Using the J6/JFH(p7-Rluc2A) reporter virus, we investigated the importance of p7 in the viral life cycle. This genome had the advantages of the sensitive reporter activity, as well as an organization that allowed p7 to be deleted without creating a potentially deleterious fusion of E2 and NS2 sequences. An in-frame deletion of the entire p7 coding sequence was introduced into J6/JFH(p7-Rluc2A), resulting in Δp7-Rluc2A. Assay for intracellular luciferase activity at various time points posttransfection revealed no significant differences in RNA replication between J6/JFH(p7-Rluc2A) and Δp7-Rluc2A (Fig. 3A). These results indicated that neither the p7 coding sequence, nor the protein itself, was required for RNA replication. To assay for infectious virus production, naive cells were infected with clarified cell culture supernatants harvested at 24, 48, and 72 h posttransfection. In contrast to J6/JFH(p7-Rluc2A), Δp7-Rluc2A failed to produce detectable levels of infectious virus, suggesting that p7 was essential for infectivity (Fig. 3B).
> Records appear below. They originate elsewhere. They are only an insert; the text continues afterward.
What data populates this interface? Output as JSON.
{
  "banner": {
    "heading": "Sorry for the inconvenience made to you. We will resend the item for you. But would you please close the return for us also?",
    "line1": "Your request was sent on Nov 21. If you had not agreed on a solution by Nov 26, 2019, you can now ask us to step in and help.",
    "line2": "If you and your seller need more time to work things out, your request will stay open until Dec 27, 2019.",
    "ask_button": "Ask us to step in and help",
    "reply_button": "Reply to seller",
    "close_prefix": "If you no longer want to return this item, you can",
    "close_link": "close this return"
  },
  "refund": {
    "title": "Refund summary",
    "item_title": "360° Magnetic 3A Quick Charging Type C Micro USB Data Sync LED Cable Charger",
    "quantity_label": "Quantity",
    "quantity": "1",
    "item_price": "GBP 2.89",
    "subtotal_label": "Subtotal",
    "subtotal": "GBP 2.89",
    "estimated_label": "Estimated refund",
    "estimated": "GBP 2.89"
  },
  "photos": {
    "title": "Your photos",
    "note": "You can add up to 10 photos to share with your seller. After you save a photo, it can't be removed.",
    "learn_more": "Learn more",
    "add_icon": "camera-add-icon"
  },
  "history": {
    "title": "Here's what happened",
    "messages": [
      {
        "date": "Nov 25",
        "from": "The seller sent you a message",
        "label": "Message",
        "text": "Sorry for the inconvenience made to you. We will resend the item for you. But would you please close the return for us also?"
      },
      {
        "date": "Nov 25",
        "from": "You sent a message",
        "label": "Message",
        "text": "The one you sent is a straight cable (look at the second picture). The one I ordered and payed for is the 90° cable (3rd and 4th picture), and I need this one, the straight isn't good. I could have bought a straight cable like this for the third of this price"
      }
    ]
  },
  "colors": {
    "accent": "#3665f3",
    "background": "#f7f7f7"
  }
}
FIG. 3. — p7 is essential for infectious virus production. (A) RNA replication of J6/JFH(p7-Rluc2A) genomes by luciferase assay at 8, 24, 48, and 72 h posttransfection (white to black bars, respectively). (B) Infectious virus production at 24, 48, and 72 h posttransfection (light gray to black bars, respectively). The deletions and mutations in the J6/JFH(p7-Rluc2A) genome are designated below. The positions of the point mutants are based on p7 numbering. (C) Infectious virus production at 72 h posttransfection of cells cotransfected with ΔE1E2 and Δp7 genomes (ΔE1E2+Δp7) and after one cell-free passage of the supernatant (ΔE1E2+Δp7[P1]). The means and SEM of duplicate experiments are shown. GNN, J6/JFH(p7-Rluc2A)GNN; ΔE1E2, J6/JFH(p7-Rluc2A)ΔE1E2; Δp7, Δp7-Rluc2A.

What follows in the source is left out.